RSpo1 interacts with Kremen. (A) HEK-293T cells transiently transfected with LRP6-HA, Kremen1, or control plasmids were incubated with DKK1-AP (15 nM) conditioned medium or with RSpo1-AP (5 nM) conditioned medium in the presence of heparin (2 μg/ml) and were stained for bound AP activity. HEK-293T cells transfected as described above were incubated with RSpoΔC-AP (180 nM) in the absence of heparin and stained for bound AP activity. (B) Recombinant DKK1 or RSpo1 proteins were mixed with monomeric recombinant LRP6 ECD, and complex formation was analyzed by monitoring coelution of injected proteins on a analytical size-exclusion chromatography column. (C) HEK-293 cells stably expressing LRP6-Flag were transfected with Kremen1-HA and subjected to coimmunoprecipitation with anti-HA antibodies. Immunoprecipitates were analyzed by Western blotting by using the indicated antibodies. (D) HEK-293 A6 reporter cells were transfected with Kremen2 siRNA complexes (2 nM), treated with recombinant RSpo1 (200 ng/ml) or Wnt3A (200 ng/ml) 48 hours after transfection, and analyzed for reporter activity 18 hours after treatment.

Fig. 6.

Analysis of RSpo1 signaling in RSpo1 nonresponsive L-cells. (A) Mouse L-cells were treated with recombinant Wnt3A (200 ng/ml), RSpo1 (800 ng/ml), or a combination of RSpo1 and Wnt3A and analyzed for LRP6 phosphorylation 4 hours after treatment, as described above.

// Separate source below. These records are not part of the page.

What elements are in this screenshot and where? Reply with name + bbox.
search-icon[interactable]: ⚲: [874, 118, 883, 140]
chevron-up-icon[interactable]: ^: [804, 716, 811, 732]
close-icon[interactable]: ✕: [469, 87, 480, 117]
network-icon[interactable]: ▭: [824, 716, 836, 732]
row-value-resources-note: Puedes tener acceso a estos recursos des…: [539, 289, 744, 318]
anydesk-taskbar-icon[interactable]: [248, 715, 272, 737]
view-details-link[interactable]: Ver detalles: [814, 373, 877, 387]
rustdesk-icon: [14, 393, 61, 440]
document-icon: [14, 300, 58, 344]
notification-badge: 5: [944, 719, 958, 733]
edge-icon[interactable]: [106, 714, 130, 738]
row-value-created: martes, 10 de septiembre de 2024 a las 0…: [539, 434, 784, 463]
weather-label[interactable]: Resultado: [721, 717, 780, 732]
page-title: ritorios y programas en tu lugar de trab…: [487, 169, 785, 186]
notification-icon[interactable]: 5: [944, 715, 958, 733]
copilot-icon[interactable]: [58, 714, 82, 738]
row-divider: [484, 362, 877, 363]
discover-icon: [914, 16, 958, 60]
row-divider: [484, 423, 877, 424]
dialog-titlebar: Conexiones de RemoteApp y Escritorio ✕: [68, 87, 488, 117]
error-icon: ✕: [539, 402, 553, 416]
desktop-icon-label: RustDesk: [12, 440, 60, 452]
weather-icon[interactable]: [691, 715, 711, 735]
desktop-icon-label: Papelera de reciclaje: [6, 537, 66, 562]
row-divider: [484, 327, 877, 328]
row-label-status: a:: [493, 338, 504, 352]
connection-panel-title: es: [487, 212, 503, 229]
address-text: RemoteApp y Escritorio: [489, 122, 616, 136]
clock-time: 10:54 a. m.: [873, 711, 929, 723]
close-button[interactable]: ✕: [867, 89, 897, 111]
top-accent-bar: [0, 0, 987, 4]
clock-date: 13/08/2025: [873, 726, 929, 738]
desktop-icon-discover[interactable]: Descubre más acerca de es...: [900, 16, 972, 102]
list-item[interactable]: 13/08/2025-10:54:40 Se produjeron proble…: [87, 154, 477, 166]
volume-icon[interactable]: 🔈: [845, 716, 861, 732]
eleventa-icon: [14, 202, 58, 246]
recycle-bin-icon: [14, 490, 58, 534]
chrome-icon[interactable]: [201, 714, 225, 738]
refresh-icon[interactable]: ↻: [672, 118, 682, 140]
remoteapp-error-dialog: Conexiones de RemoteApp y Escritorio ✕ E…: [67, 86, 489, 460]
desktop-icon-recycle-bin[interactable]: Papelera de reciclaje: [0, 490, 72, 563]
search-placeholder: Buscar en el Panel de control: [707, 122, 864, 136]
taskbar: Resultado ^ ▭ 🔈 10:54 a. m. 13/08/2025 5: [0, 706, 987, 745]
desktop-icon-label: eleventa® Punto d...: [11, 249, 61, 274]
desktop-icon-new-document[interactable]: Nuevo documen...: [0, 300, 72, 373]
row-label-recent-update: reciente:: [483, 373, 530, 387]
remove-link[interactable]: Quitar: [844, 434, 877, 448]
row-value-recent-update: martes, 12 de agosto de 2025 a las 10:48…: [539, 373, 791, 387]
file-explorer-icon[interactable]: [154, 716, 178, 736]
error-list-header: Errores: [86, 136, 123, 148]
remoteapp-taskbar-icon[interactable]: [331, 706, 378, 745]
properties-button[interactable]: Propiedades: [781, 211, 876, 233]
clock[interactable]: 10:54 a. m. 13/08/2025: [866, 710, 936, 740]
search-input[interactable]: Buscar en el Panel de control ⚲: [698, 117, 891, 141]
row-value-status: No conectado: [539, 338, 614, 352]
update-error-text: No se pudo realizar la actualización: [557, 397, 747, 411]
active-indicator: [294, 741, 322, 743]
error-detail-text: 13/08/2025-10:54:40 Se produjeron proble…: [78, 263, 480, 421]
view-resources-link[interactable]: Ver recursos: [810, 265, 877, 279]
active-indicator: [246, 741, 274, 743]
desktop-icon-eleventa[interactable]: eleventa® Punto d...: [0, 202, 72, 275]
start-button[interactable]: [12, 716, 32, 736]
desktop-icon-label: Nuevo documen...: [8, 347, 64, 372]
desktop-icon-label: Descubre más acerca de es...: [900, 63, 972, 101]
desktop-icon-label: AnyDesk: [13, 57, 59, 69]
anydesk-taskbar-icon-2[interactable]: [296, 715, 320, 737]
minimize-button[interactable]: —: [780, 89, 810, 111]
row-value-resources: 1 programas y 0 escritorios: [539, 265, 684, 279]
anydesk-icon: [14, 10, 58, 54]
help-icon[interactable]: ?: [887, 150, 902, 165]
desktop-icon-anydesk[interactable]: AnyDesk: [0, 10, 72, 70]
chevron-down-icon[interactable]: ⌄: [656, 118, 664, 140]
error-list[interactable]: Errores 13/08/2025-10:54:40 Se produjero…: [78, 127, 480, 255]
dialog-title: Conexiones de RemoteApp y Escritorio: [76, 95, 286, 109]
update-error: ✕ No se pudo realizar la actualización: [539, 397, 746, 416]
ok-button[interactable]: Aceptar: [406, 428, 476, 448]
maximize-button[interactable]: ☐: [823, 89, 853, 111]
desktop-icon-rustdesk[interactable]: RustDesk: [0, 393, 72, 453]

Mouse L-cells were treated with Wnt3A, DKK1, or RSpo1 proteins as indicated and analyzed for cytosolic β-catenin levels (B) or 16TCF reporter activation (C). (D) Model of RSpo1 function. Wnt/β-catenin signaling is initiated upon binding of a canonical Wnt ligand to Frizzled and association with LRP5/6 receptors. In the absence of RSpo1, Wnt signaling is limited by the amount of LRP6 on the cell surface, which is kept low by DKK1/Kremen1-mediated internalization of LRP6. RSpo1 enhances Wnt signaling by antagonizing DKK1/Kremen-mediated LRP6 turnover, resulting in increased cell surface levels of LRP6.